My biggest quibble with this book is its length—over 1200 pages. While I dearly loved the peek into the world in which it is set, several passages and quests could have been shortened or left out entirely without harming the overall narrative. That said, once the story gets rolling it is quite good and many characters are both complicated and quite witty. One line uttered by an academic researcher especially rang true: "Proof that one can be both intelligent and accept the intelligence of those who disagree with you? Why, I should think it would undermine the scholarly world in its entirety." While referring to academia in the novel, one could easily (and sadly) apply it to the divisive political system in our world today.

This is the first in a series of twelve novels, only three of which have been released to date. Luckily there is an actual conclusion here; plenty of loose ends and setups remain for future episodes, but there is an actual denouement and resolution, not just an abrupt pause in the action waiting for the next book like some authors seem to enjoy. If the other eleven books are of a similar length (and in general, fantasy epics like this tend to get longer, not shorter) we are looking at some 15,000 pages of material to read. While daunting, I find myself eager for the next entry, Words of Radiance.

First Sentence:
Szeth-son-son-Vallano, Truthless of Shinovar, wore white on the day he was to kill a king.

Tuesday, May 12, 2020

Tarzan of the Apes: The First Three Novels, by Edgar Rice Burroughs

Tarzan of the Apes: The First Three Novels (Tarzan, #1-3)

Any character that remains popular for over a century has something unique to offer. Tarzan could easily be called the first superhero: he possesses extraordinary strength, stamina, speed, agility, healing, and intelligence—basically Captain America without needing the Super Soldier Serum. Tarzan can speak with apes, kill gorillas, lions, and crocodiles with his bare hands, and his senses of hearing and smell rival those of bats and bears. His skill handling animals is also remarkable; at one point Tarzan trains a group of apes to man oars and sail through the Atlantic Ocean. There isn't much depth to these books (the volume I read collects the first three of twenty-four) but they are thoroughly entertaining pulp novels.

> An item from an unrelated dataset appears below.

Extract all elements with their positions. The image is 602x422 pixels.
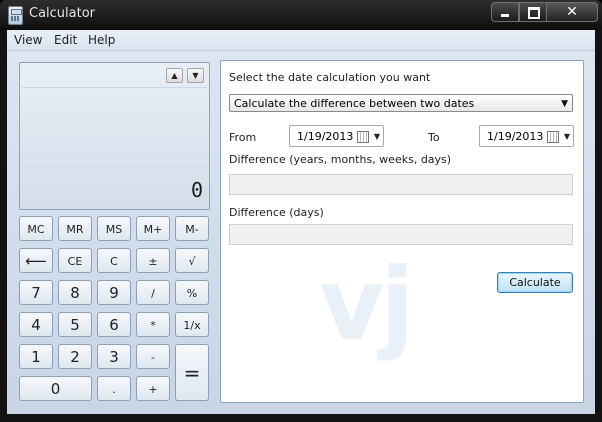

Both set and written in the early twentieth century, the style of writing suffers from what we expect today. Plots are melodramatic and driven by coincidence after coincidence, the characters are thin and one-dimensional, and the rampant negative stereotyping exposes the widespread sexism and racism common in the period. Despite all this, there is an undeniable charm to these stories and it is easy to see why they remain in favor today. Escapist and fun, the Tarzan books are a wonderful set of adventures.

First Sentence from Tarzan of the Apes:
I had this story from one who had no business to tell it to me, or to any other.
First Sentence from The Return of Tarzan:
"Magnifique!" ejaculated the Countess de Coude, beneath her breath.
First Sentence from The Beasts of Tarzan:
"The entire affair is shrouded in mystery," said D'Arnot.